Luís Garcia, in Jornal de Notícias
Abrigos nas estações do metro são dos locais mais procurados para quem tem as ruas como única morada
Quando os voluntários da Comunidade Vida e Paz chegam à Avenida Almirante Reis, em Lisboa, são recebidos de braços abertos pelos sem-abrigo. Em Santa Apolónia são dezenas de pessoas que esperam pela carrinha na esperança de obterem alguma comida e agasalhos antes de se deitarem no chão ou de irem para casa. Já alguns "habitantes" das arcadas do Regueirão dos Anjos estão demasiado anestesiados pela droga para sequer perceber quem é aquela gente.
Ao todo são cerca de 450 as pessoas que beneficiam do trabalho dos voluntários da Comunidade Vida e Paz, uma Instituição Particular de Solidariedade Social de inspiração cristã que assegura as "voltas" por Lisboa desde 1987. Todas as noites do ano, três equipas de cinco a nove elementos - no total, mais de 300 voluntários participam quinzenalmente nesta acção - percorrem as ruas da cidade distribuindo leite, fruta e outros alimentos básicos, para além de alguma roupa.
Porém, estes bens são apenas "meios para chegar a um fim", conforma explica o voluntário Miguel Morais. "Tentamos dialogar com eles de forma a conseguir que dêem o próximo passo" explica o militar de 28 anos. Um passo que pode ser dado nos centros de acolhimento da comunidade, onde se procura recuperar e reintegrar os sem-abrigo.
No entanto, nem sempre é fácil chegar-lhes. Quem o garante é Cláudia Amaral, 28 anos. "São os sem-abrigo que nos escolhem. Eles é que nos abrem ou não as portas. Mas ganhamos carinho por alguns, que conversam connosco e brincam", diz a técnica de saúde ambiental. Cláudia Amaral garante que, se participa numa equipa de rua há quatro anos, é não só para ajudar os outros, mas também porque este trabalho a faz sentir-se bem. Tão bem que optou por passar a noite de aniversário a bordo da carrinha da comunidade.
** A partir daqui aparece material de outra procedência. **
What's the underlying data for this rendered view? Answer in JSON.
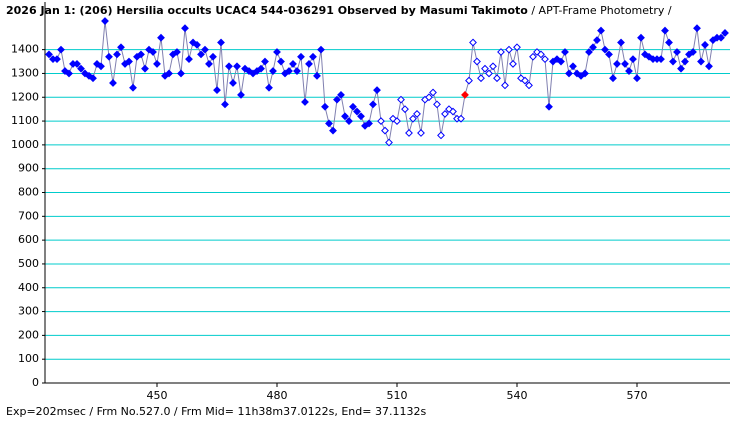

Seis litros de vinho por dia
Cada sem-abrigo tem a sua história. Alguns são consumidos pela droga, outros pelo álcool, como o jovem do Chiado que, por entre um elaborado discurso político, admite aos voluntários que bebe seis litros de vinho por dia. Desgostos de amor, morte de familiares, variados problemas psicológicos. Nas ruas da capital, não faltam exemplos destes e de outros casos análogos.
Manuel Alves, 45 anos, procura na Comunidade Vida e Paz conforto para o estômago e companhia. "Vivo sozinho, a minha família fugiu", queixa-se. A conversa só se azeda quando o tema é o desemprego "Não trabalho e não quero trabalhar!", diz.
A "Dona Catarina" é conhecida da maioria das equipas de rua. Encolhida pelo frio e pelo peso dos anos, a idosa conta as suas aventuras nos hospitais aos voluntários, preocupados com o seu estado de saúde.
Desta vez, "Dona Cataraina" aparece acompanhada por uma jovem. "Encontrei esta senhora e ajudei-a a trazer este saco", conta visivelmente emocionada a acompanhante. A experiência de ter auxiliado a idosa parece tê-la ajudado, de imediato, a despertar para a crua realidade.
Por isso, apressa-se a perguntar aos voluntários "O que tenho de fazer para ser voluntária da vossa comunidade?"
Técnica de Saúde Ambiental
São os sem-abrigo que nos escolhem. Eles é que nos abrem ou não as portas. Mas ganhamos carinho por alguns, que conversam connosco e brincam.
Voluntário
Esta acções de rua são apenas os meios que utilizamos para chegar a um fim. Tentamos dialogar com eles de forma a conseguirmos que sejam eles a dar o próximo passo.
450 pessoas beneficiam do trabalho dos voluntários da Comunidade Vida e Paz, uma Instituição Particular de Solidariedade Social de inspiração cristã que assegura as "voltas" por Lisboa desde 1987
300 voluntários participam quinzenalmente nesta acção, distribuídos alternadamente pelas três equipas de cinco a nove elementos, que saem diariamente para a rua.